Edmonton Oilers’ general manager Ken Holland has some tough negotiating to do this off-season, but getting the ink done with coach Jay Woodcroft on a new deal isn’t in that category. It’s the most straightforward business on his calendar this summer. The story we know.
Woodcroft, 45, took over from Dave Tippett Feb. 11 after being promoted from AHL Bakersfield and led the Oilers to a 26-9-3 record (.724). After reaching the Western Conference final for the first time since 2006 with best-of-seven series wins over the Los Angeles Kings and Calgary Flames, the Oilers were swept 4-0 by the Colorado Avalanche. So, here we are.
Numbers aside, Holland and Woodcroft have a history together. They go back to 2005-2006 in Detroit, the season the Oilers upset the Red Wings in the first round of the playoffs. Woodcroft was in his first of three seasons as video coach in Detroit with Holland as GM. From there, Woodcroft spent seven seasons with San Jose as an assistant, three seasons with the Oilers as an assistant then four seasons running the bench in Bakersfield.
When Holland and Woodcroft get together early this coming week to talk about a new deal, I don’t imagine it’ll take too much back and forth to agree on how long it’ll be and how much it will cost. From the outside looking in, a term of three years makes sense for both sides. As for how much, the range is from $1 million to $5 million. Tippett was getting $2.75 million.
Fans will spend more time arguing about the amount than Holland and Woodcroft will next week.
WHAT THEY SAY
“I think he did a fabulous job,” Holland said of Woodcroft. “When he took over, Dave Manson came up with him. I told the coaches yesterday that I also thought the coaches who were here, they had a loyalty to Dave Tippett. He had hired them, and they found really good chemistry amongst the coaching staff that stayed back when Woody came up.
“I think we were six or seven points out of a playoff spot. We played the last 40 games or so top-five in the league in points to play our way into a playoff spot, so I thought Woody did a fabulous job. The team responded to him. Would I like him back? Yes, I have interest in him coming back. I want to hear what he’s thinking, but I think he did a great job and was a big part of what we accomplished.” For context, all of Holland’s comments can be found here.
Given Holland’s history of not firing coaches during the season, the move to dismiss Tippett was a bit of a surprise to me, even though it was clearly a move that had to be made. Holland had a long history with Tippett as well, but that didn’t stop him from making the right call. In stepped Woodcroft, who hit the ground running because he’d already coached most of the players on the roster – in the AHL or as an assistant with the Oilers.
“I can tell you what I tried to do,” Woodcroft said when asked about his most important accomplishment since being promoted. “I think it’s the job of the head coach to define what is most important, to provide a sense of true north, and that’s what I tried to do. I tried to provide a sense of hope and a spirit of optimism to a team that was out of the playoff picture.
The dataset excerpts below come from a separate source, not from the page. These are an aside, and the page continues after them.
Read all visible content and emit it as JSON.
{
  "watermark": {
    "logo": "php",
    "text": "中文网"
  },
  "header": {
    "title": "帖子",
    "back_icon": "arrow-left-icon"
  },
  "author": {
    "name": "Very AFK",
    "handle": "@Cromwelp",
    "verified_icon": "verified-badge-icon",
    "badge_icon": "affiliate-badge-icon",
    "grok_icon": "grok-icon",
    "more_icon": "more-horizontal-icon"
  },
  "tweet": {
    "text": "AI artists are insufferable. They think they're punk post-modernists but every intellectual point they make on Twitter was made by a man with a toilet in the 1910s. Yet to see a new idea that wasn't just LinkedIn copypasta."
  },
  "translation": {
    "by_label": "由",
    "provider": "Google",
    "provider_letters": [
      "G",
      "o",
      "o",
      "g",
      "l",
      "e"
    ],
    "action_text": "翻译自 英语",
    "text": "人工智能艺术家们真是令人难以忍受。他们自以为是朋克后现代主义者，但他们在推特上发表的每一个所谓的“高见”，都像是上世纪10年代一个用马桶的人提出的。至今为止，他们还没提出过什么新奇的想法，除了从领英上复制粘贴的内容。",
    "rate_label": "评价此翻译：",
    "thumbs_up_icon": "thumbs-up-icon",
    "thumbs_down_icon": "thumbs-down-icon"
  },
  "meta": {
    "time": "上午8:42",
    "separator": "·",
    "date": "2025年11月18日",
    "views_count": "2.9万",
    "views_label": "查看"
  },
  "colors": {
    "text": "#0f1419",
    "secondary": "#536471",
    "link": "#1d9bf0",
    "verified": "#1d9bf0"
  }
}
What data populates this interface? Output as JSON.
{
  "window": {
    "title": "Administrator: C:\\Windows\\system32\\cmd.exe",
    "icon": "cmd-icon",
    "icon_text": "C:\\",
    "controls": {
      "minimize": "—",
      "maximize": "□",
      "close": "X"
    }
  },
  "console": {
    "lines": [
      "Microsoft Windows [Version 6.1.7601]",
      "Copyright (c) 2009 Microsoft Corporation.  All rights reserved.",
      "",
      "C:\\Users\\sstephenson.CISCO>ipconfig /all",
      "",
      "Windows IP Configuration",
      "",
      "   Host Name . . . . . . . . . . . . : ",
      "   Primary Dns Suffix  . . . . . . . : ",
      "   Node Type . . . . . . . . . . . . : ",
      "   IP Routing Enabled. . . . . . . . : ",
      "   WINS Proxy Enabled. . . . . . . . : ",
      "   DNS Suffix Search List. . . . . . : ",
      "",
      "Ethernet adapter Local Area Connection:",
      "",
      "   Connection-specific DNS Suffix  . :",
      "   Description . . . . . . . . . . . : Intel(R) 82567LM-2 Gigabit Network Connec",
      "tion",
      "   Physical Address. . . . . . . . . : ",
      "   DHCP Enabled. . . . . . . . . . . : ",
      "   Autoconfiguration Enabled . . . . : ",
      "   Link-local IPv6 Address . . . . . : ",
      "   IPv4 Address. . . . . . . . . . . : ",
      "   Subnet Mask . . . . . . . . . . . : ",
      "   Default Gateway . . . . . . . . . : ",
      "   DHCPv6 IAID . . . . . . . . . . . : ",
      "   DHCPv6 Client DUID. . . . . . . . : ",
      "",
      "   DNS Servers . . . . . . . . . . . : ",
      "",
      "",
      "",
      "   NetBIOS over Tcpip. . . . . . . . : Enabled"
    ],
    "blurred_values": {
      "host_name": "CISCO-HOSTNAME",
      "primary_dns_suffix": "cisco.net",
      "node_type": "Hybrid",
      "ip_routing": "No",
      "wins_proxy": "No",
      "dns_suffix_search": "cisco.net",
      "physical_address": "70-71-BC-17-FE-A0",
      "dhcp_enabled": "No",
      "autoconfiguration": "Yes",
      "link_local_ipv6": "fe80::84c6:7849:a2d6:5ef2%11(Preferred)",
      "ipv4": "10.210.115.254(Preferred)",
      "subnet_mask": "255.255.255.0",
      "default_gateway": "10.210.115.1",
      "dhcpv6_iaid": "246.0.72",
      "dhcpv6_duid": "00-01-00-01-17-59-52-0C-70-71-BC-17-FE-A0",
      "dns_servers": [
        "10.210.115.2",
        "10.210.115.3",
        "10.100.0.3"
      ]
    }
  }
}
“I think you have to do your work. I don’t think there is any substitute. Hard work works. Now we’re in the process of really looking at every process of our operation. We’re happy with how far we got in the 2021-22 playoffs. When I say happy, I mean we’re pleased we took a step here, but we’re not satisfied. Our bellies aren’t full. We’re going back to examine every examine of how we do things and there is no substitute for that.” For context, Woodcroft’s full interview is here.
THE BOTTOM LINE
Like I said off the top, while Holland will have his hands full with seeing if he can afford to take a run at retaining UFA Evander Kane (he can’t), working out deals for the likes of Kailer Yamamoto and Jesse Puljujarvi and handling the usual off-season duties that come with being GM, keeping his coach in the fold is a no-brainer. It’ll be quick and easy work.